Aristotle’s prestige in the ancient and medieval periods was so enormous — and please recall that it was very far from undeserved — that Jewish, Christian and Muslim thinkers felt powerfully compelled to incorporate his view of God into their own.
For example, one of St. Thomas Aquinas’s famous “five ways” of proving the existence of God (or, at least, of describing the divine nature) relies on Aristotle’s concept of the unmoved mover.
This is hardly surprising. For roughly 20 centuries, Aristotle represented the best science and the most advanced thought available, and it would have been simply impossible for any serious thinker to ignore him. In fact, it was even difficult to contradict him: By the Middle Ages, as depicted in Umberto Eco’s novel “The Name of the Rose” and in C.S. Lewis’ scholarly study “The Discarded Image,” the few precious writings remaining from “the Ancients” had taken on something of the aura of scripture. And no non-scriptural writer carried more authority than Aristotle.
A major problem for Muslim, Christian and Jewish thinkers, however, was that the God depicted in the Bible and the Quran is plainly personal, reacting to human sin and human faithfulness, intervening at some points in human history but not at others, revealing messages to prophets that are tailored to their specific times and circumstances. Yet the unmoved mover seems essentially impersonal. How were these two seemingly distinct conceptions of the divine to be reconciled, even blended?
It can be argued that they never really were.

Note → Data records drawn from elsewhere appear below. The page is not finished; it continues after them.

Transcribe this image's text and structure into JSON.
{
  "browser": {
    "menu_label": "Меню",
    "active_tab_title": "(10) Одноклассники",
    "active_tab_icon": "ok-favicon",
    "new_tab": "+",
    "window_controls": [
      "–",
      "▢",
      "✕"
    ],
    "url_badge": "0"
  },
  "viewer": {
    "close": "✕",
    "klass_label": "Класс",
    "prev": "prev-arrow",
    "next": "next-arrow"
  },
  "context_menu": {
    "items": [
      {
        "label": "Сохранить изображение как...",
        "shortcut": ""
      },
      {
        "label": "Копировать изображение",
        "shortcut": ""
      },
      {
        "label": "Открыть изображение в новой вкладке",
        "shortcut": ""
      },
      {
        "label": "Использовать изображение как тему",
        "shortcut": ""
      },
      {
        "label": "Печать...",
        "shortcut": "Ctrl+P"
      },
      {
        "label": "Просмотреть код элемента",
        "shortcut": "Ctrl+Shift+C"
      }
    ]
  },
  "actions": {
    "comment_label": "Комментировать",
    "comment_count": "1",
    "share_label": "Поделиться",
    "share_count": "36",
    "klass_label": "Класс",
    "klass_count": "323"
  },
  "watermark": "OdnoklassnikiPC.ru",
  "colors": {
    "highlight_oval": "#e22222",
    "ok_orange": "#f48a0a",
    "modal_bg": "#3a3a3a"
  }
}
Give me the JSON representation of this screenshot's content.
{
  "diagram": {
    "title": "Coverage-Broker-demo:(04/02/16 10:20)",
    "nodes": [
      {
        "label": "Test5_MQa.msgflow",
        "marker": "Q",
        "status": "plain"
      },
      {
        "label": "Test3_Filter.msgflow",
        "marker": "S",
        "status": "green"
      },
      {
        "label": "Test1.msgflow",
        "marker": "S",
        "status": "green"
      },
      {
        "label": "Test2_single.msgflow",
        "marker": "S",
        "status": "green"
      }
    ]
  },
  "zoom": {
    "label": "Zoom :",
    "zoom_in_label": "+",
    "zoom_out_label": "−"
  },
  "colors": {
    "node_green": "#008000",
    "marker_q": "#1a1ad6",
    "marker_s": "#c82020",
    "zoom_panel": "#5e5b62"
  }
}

Not successfully. The unmoved mover, endlessly contemplating itself because it’s the only thing in the universe worthy of its notice, seems unlikely to pay any attention to the sufferings of less worthy beings such as, say, humans. And if it truly affects all other things but cannot be affected, there appears little point in praying to it. One might as well pray to a rock. Finally, for Christians, is it even remotely conceivable that Aristotle’s God “so loved the world, that he gave his only begotten Son, that whosoever believeth in him should not perish, but have everlasting life” (John 3:16)?
Aristotle’s concept of God and that taught in the Abrahamic revelations are like oil and water. They don’t mix. As the early 20th century Anglo-American mathematician and philosopher Alfred North Whitehead once quipped with regard to this view of the divine (which he rejected), the God of the philosophers is, unfortunately, not available for religious use.